German politician (born 1971)

Lars Lindemann (born 9 May 1971) is a German lawyer and politician of the Free Democratic Party who served as a member of the Bundestag from 2009 to 2013 and again from 2021 to 2024.

==Early life and education==
Lindemann was born in 1971 in the East German town of Herzberg.

== Career ==
From 2013 to 2021, he was chief executive of the Spitzenverband Fachärzte Deutschlands (German Specialist Doctors' Association). Since November 2024, Lindemann has been the chief lobbyist for the pharmaceutical division of Bayer AG.

==Political career==
From 2009 to 2013, Lindemann was a member of the Bundestag, representing the Berlin-Tempelhof-Schöneberg district. During that time, he served on the Health Committee.

In 2017, Lindemann was one of the candidates to become chair of the Federal Joint Committee (GBA).

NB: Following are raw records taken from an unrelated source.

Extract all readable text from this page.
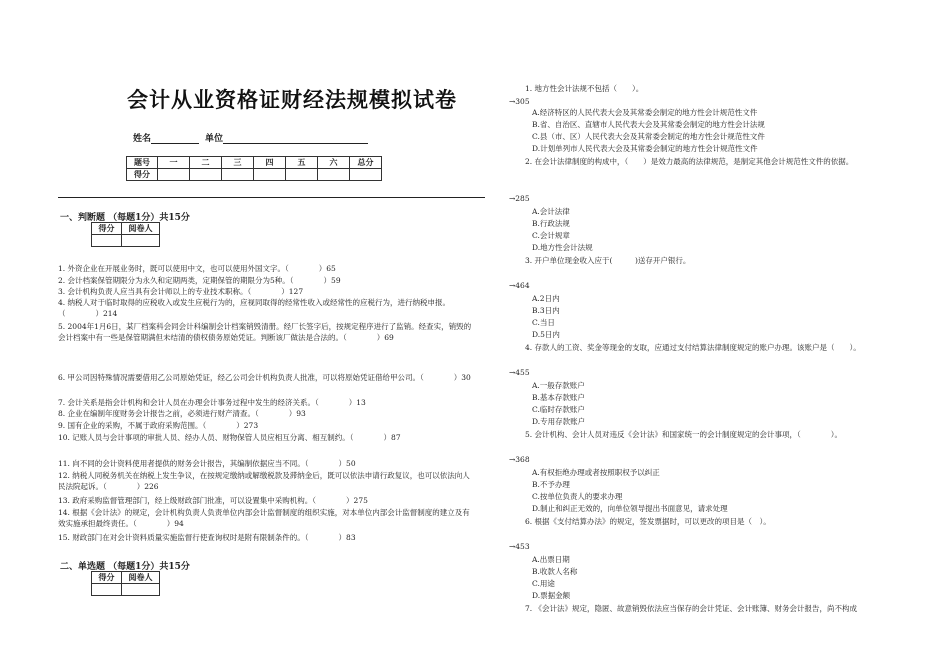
会计从业资格证财经法规模拟试卷
姓名	单位
题号	一	二	三	四	五	六	总分
得分							
一、判断题 （每题1分）共15分
得分	阅卷人

1. 外资企业在开展业务时，既可以使用中文，也可以使用外国文字。（　　　　）65
2. 会计档案保管期限分为永久和定期两类，定期保管的期限分为5种。（　　　　）59
3. 会计机构负责人应当具有会计师以上的专业技术职称。（　　　　）127
4. 纳税人对于临时取得的应税收入或发生应税行为的，应视同取得的经常性收入或经常性的应税行为，进行纳税申报。（　　　　）214
5. 2004年1月6日，某厂档案科会同会计科编制会计档案销毁清册。经厂长签字后，按规定程序进行了监销。经查实，销毁的会计档案中有一些是保管期满但未结清的债权债务原始凭证。判断该厂做法是合法的。（　　　　）69
6. 甲公司因特殊情况需要借用乙公司原始凭证，经乙公司会计机构负责人批准，可以将原始凭证借给甲公司。（　　　　）30
7. 会计关系是指会计机构和会计人员在办理会计事务过程中发生的经济关系。（　　　　）13
8. 企业在编制年度财务会计报告之前，必须进行财产清查。（　　　　）93
9. 国有企业的采购，不属于政府采购范围。（　　　　）273
10. 记账人员与会计事项的审批人员、经办人员、财物保管人员应相互分离、相互制约。（　　　　）87
11. 向不同的会计资料使用者提供的财务会计报告，其编制依据应当不同。（　　　　）50
12. 纳税人同税务机关在纳税上发生争议，在按规定缴纳或解缴税款及滞纳金后，既可以依法申请行政复议，也可以依法向人民法院起诉。（　　　　）226
13. 政府采购监督管理部门，经上级财政部门批准，可以设置集中采购机构。（　　　　）275
14. 根据《会计法》的规定，会计机构负责人负责单位内部会计监督制度的组织实施，对本单位内部会计监督制度的建立及有效实施承担最终责任。（　　　　）94
15. 财政部门在对会计资料质量实施监督行使查询权时是附有限制条件的。（　　　　）83
二、单选题 （每题1分）共15分
得分	阅卷人

1. 地方性会计法规不包括（　　）。
→305
A.经济特区的人民代表大会及其常委会制定的地方性会计规范性文件
B.省、自治区、直辖市人民代表大会及其常委会制定的地方性会计法规
C.县（市、区）人民代表大会及其常委会制定的地方性会计规范性文件
D.计划单列市人民代表大会及其常委会制定的地方性会计规范性文件
2. 在会计法律制度的构成中，（　　）是效力最高的法律规范，是制定其他会计规范性文件的依据。
→285
A.会计法律
B.行政法规
C.会计规章
D.地方性会计法规
3. 开户单位现金收入应于(　　　)送存开户银行。
→464
A.2日内
B.3日内
C.当日
D.5日内
4. 存款人的工资、奖金等现金的支取，应通过支付结算法律制度规定的账户办理。该账户是（　　）。
→455
A.一般存款账户
B.基本存款账户
C.临时存款账户
D.专用存款账户
5. 会计机构、会计人员对违反《会计法》和国家统一的会计制度规定的会计事项，（　　　　）。
→368
A.有权拒绝办理或者按照职权予以纠正
B.不予办理
C.按单位负责人的要求办理
D.制止和纠正无效的，向单位领导提出书面意见，请求处理
6. 根据《支付结算办法》的规定，签发票据时，可以更改的项目是（　）。
→453
A.出票日期
B.收款人名称
C.用途
D.票据金额
7. 《会计法》规定，隐匿、故意销毁依法应当保存的会计凭证、会计账簿、财务会计报告，尚不构成
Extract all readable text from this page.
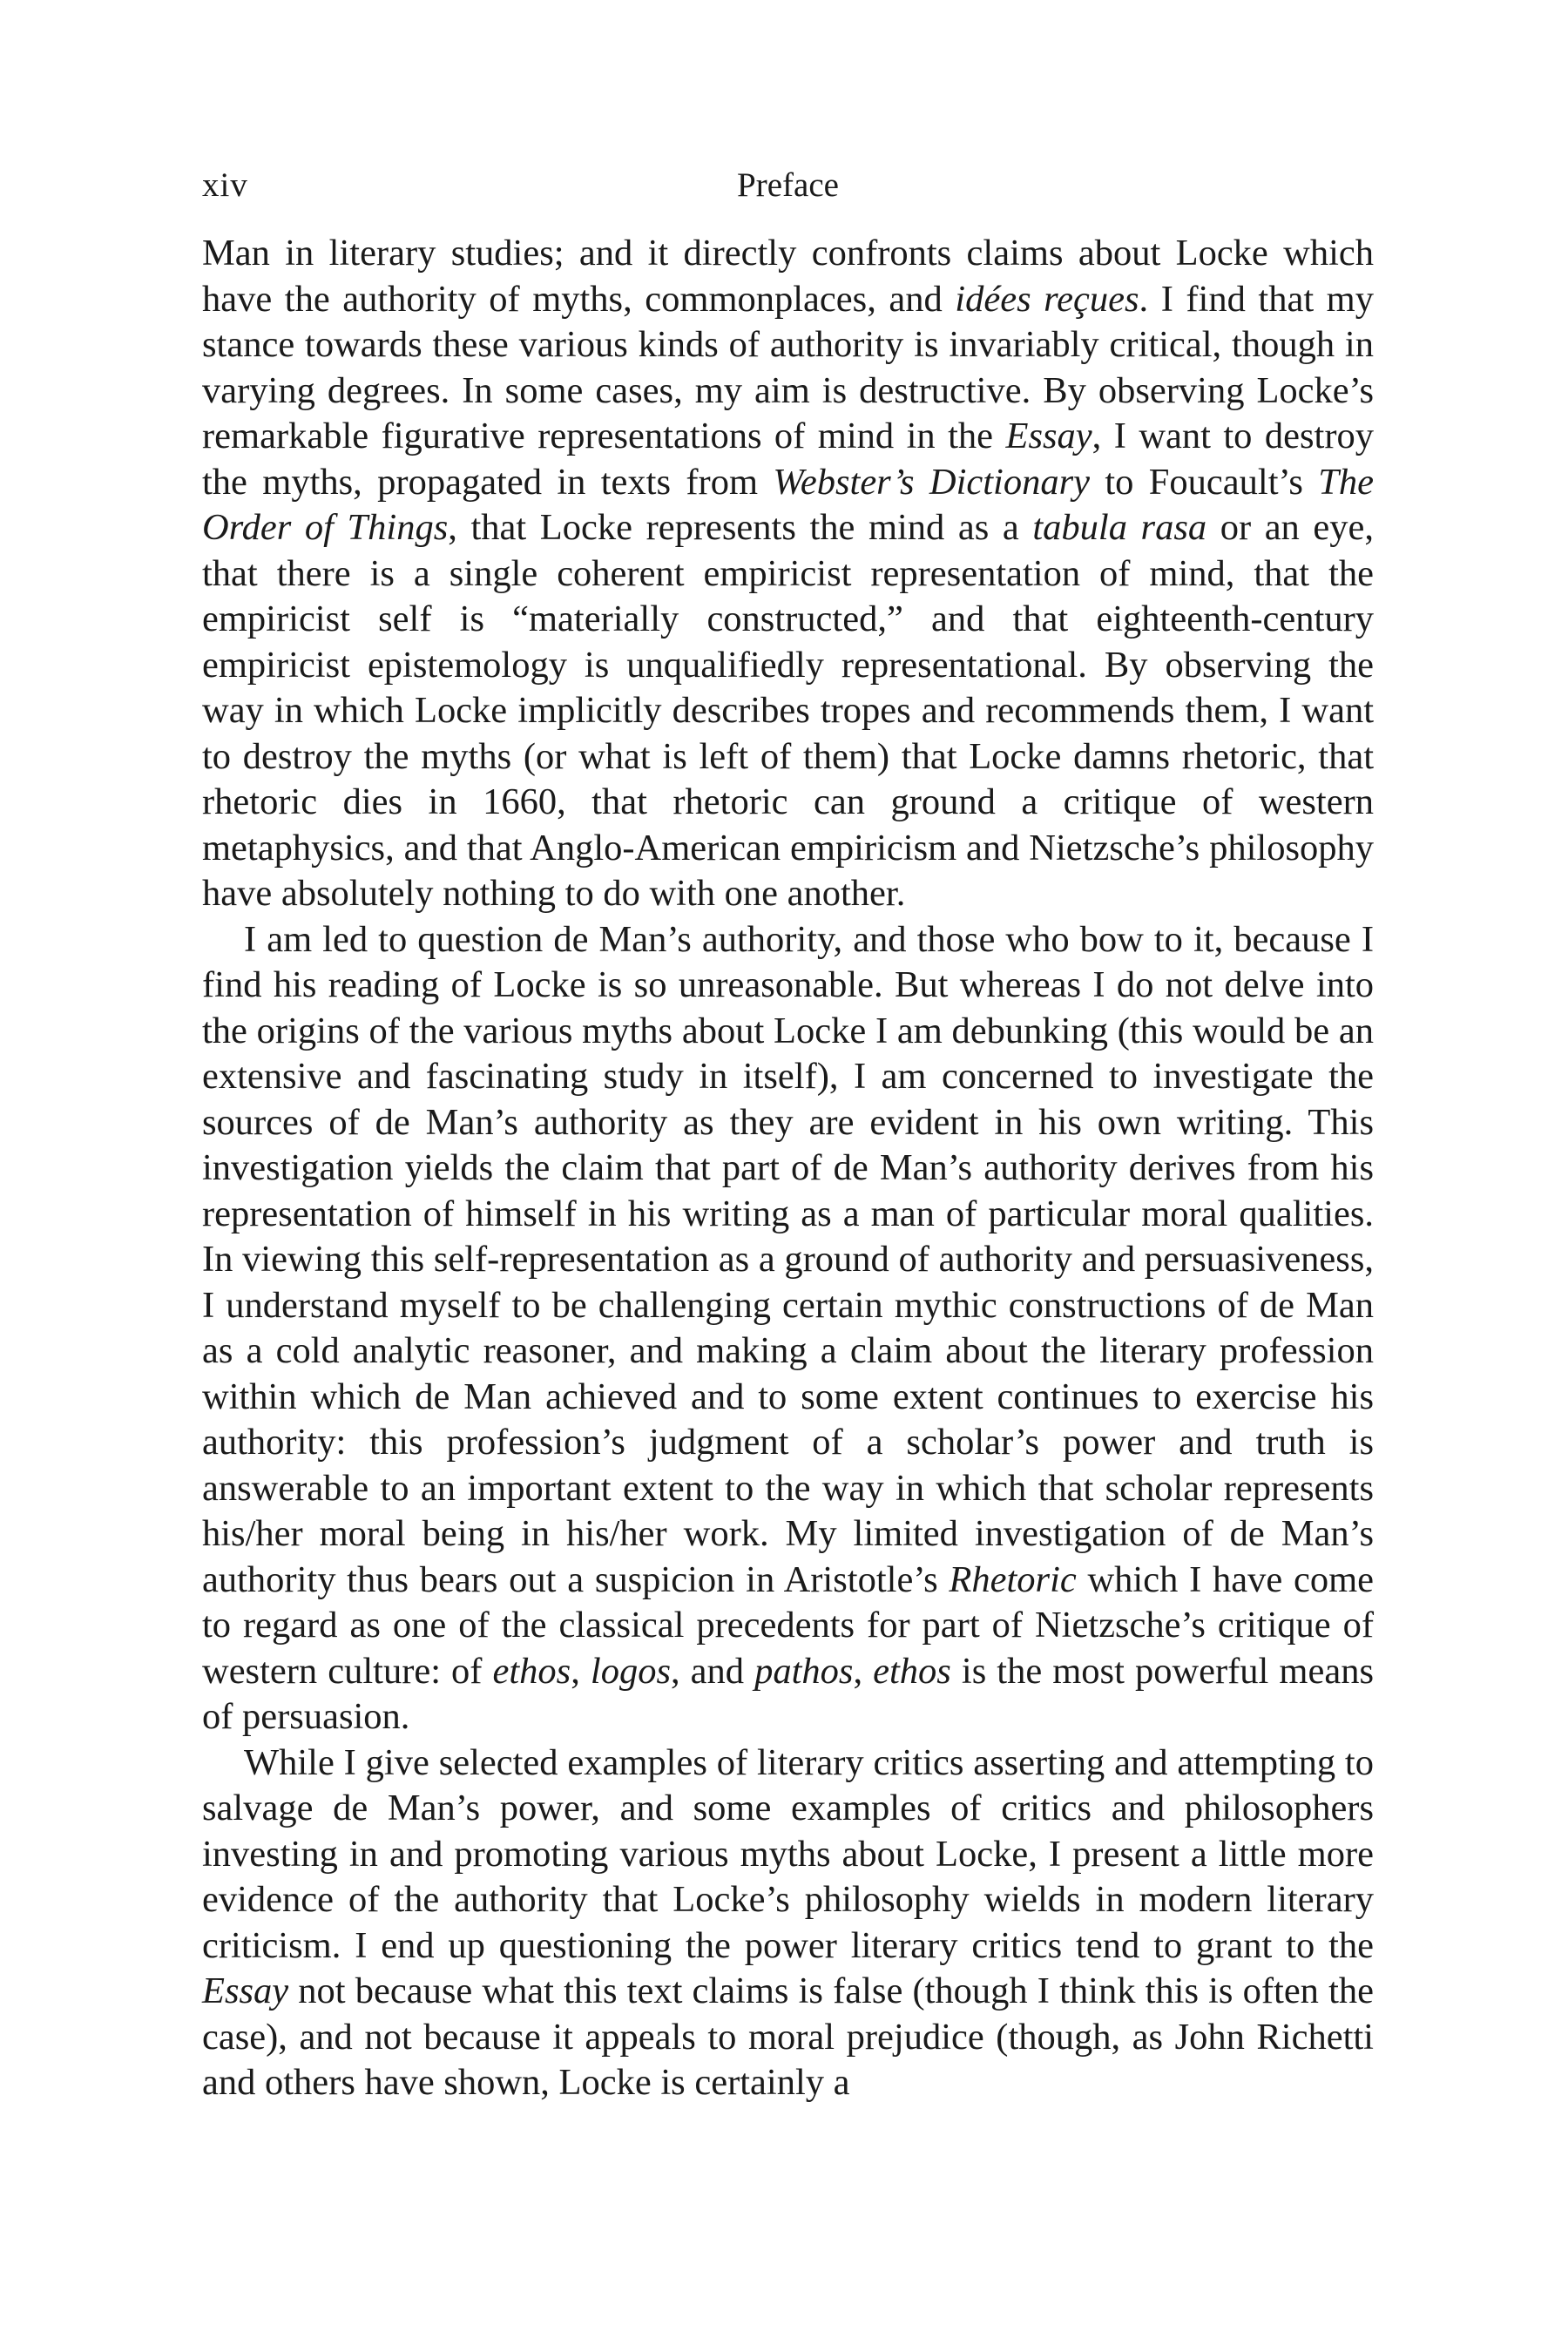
xiv	Preface

Man in literary studies; and it directly confronts claims about Locke which have the authority of myths, commonplaces, and idées reçues. I find that my stance towards these various kinds of authority is invariably critical, though in varying degrees. In some cases, my aim is destructive. By observing Locke’s remarkable figurative representations of mind in the Essay, I want to destroy the myths, propagated in texts from Webster’s Dictionary to Foucault’s The Order of Things, that Locke represents the mind as a tabula rasa or an eye, that there is a single coherent empiricist representation of mind, that the empiricist self is “materially constructed,” and that eighteenth-century empiricist epistemology is unqualifiedly representational. By observing the way in which Locke implicitly describes tropes and recommends them, I want to destroy the myths (or what is left of them) that Locke damns rhetoric, that rhetoric dies in 1660, that rhetoric can ground a critique of western metaphysics, and that Anglo-American empiricism and Nietzsche’s philosophy have absolutely nothing to do with one another.

I am led to question de Man’s authority, and those who bow to it, because I find his reading of Locke is so unreasonable. But whereas I do not delve into the origins of the various myths about Locke I am debunking (this would be an extensive and fascinating study in itself), I am concerned to investigate the sources of de Man’s authority as they are evident in his own writing. This investigation yields the claim that part of de Man’s authority derives from his representation of himself in his writing as a man of particular moral qualities. In viewing this self-representation as a ground of authority and persuasiveness, I understand myself to be challenging certain mythic constructions of de Man as a cold analytic reasoner, and making a claim about the literary profession within which de Man achieved and to some extent continues to exercise his authority: this profession’s judgment of a scholar’s power and truth is answerable to an important extent to the way in which that scholar represents his/her moral being in his/her work. My limited investigation of de Man’s authority thus bears out a suspicion in Aristotle’s Rhetoric which I have come to regard as one of the classical precedents for part of Nietzsche’s critique of western culture: of ethos, logos, and pathos, ethos is the most powerful means of persuasion.

While I give selected examples of literary critics asserting and attempting to salvage de Man’s power, and some examples of critics and philosophers investing in and promoting various myths about Locke, I present a little more evidence of the authority that Locke’s philosophy wields in modern literary criticism. I end up questioning the power literary critics tend to grant to the Essay not because what this text claims is false (though I think this is often the case), and not because it appeals to moral prejudice (though, as John Richetti and others have shown, Locke is certainly a
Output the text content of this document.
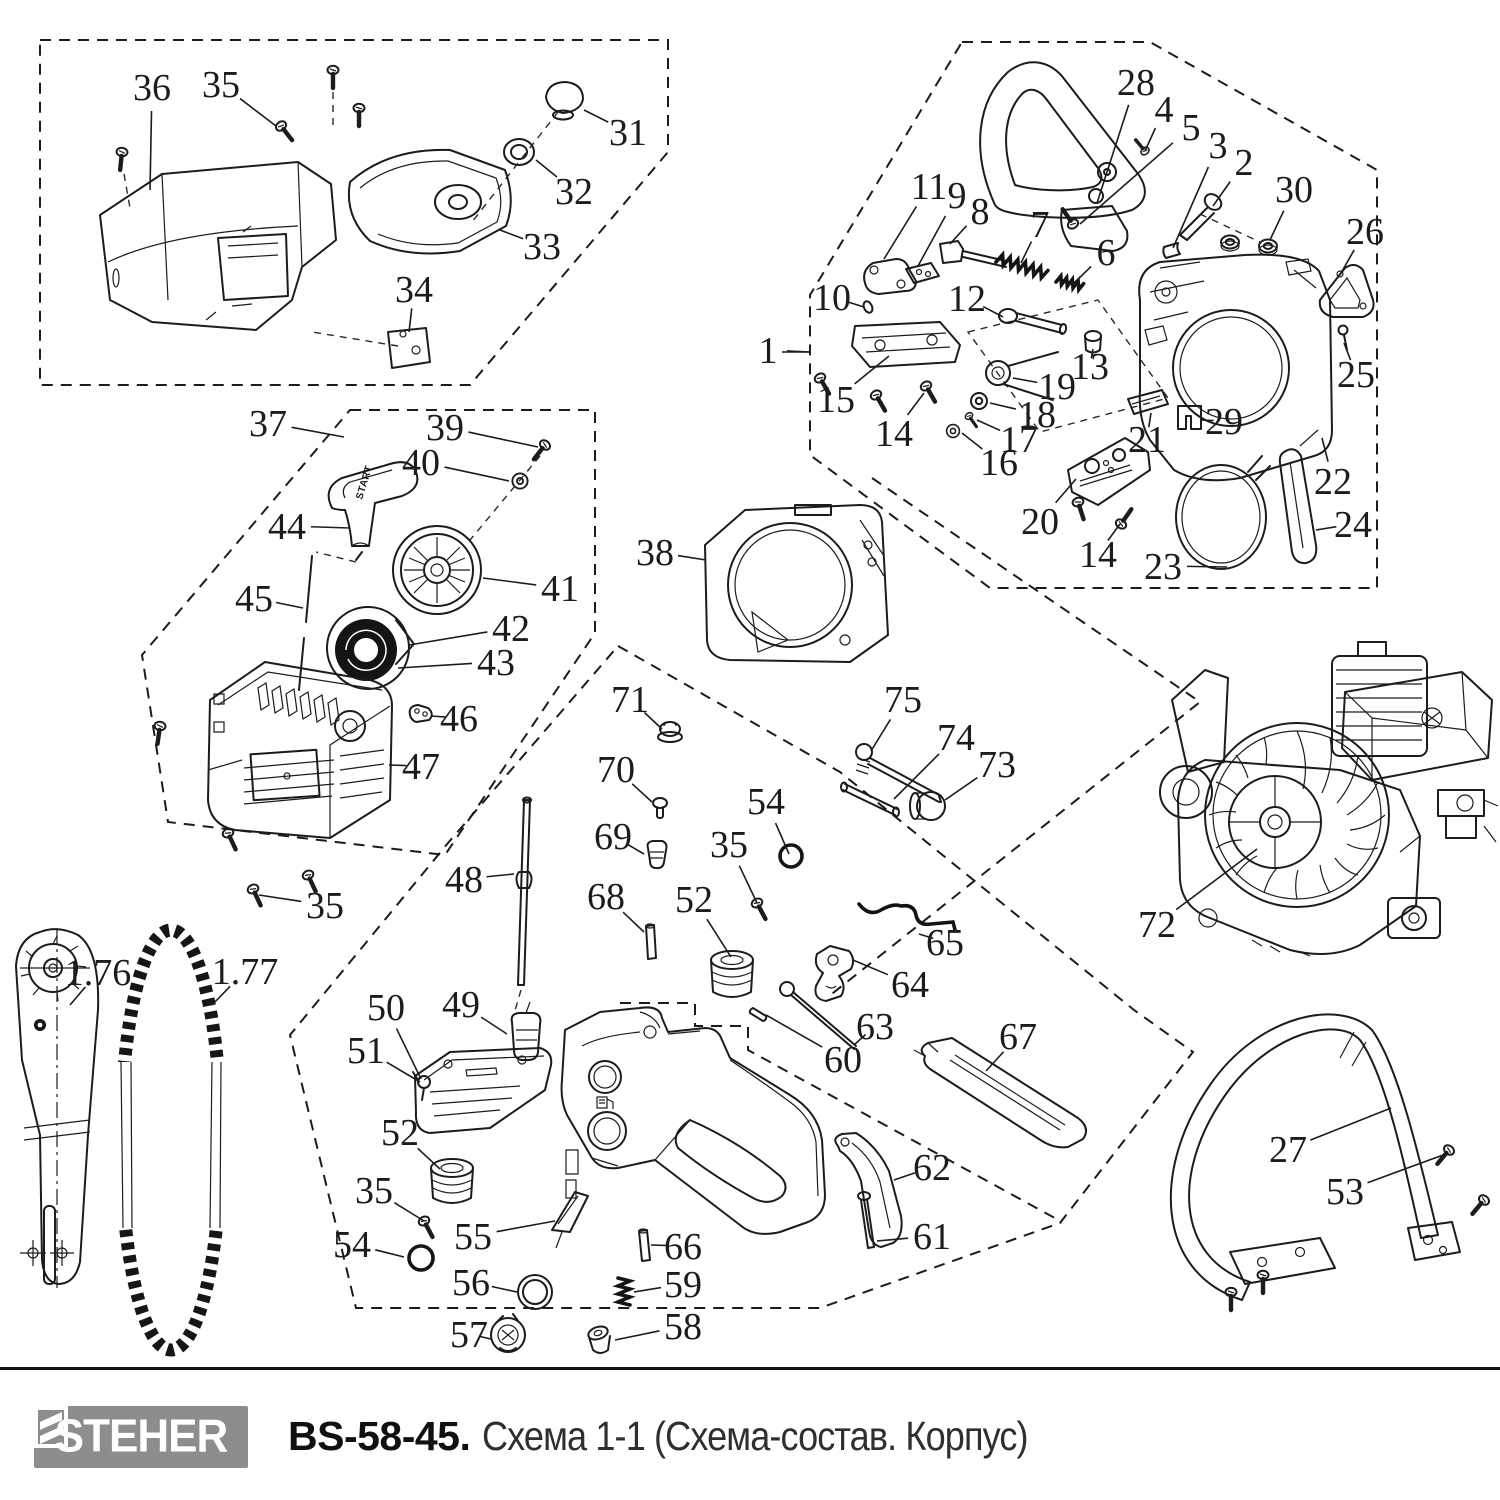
START
36 35
31
32
33
34
28
4 5 3 2
30
26
11 9 8 7
6
10	12
1
15
14
13
19
18
17
16
20
21 29
14 23
22
25
24
37	39
40
44
45	41
42
43
46
47
35
38
71
70
69
68
48
49
50
51
52
35
54
75
74
73
65
64
63
60
67
62
61
52
35
54 55
56
57
66
59
58
72
27
53
1.76 1.77
STEHER BS-58-45. Схема 1-1 (Схема-состав. Корпус)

Lindemann became a member of the Bundestag again in the 2021 elections. He joined the Health Committee again. In addition to his committee assignments, Lindemann was part of the Parliamentary Friendship Group for Relations with Malta and Cyprus.

==Controversies==
In May 2013, Lindemann received criticism from his own FDP youth organization (Young Liberals), which accused him of lobbying. Lindemann announced only one week after his election to second place on the list for the 2013 German federal election that he would accept the profession of chief executive of the Spitzenverbandes Fachärzte Deutschlands (National Association of Specialists in Germany). He also worked in a law firm that "specializes in clients from the medical technology and healthcare industries". The JuLis saw this as a conflict of interest with Lindemann's membership in the health committee of the Bundestag.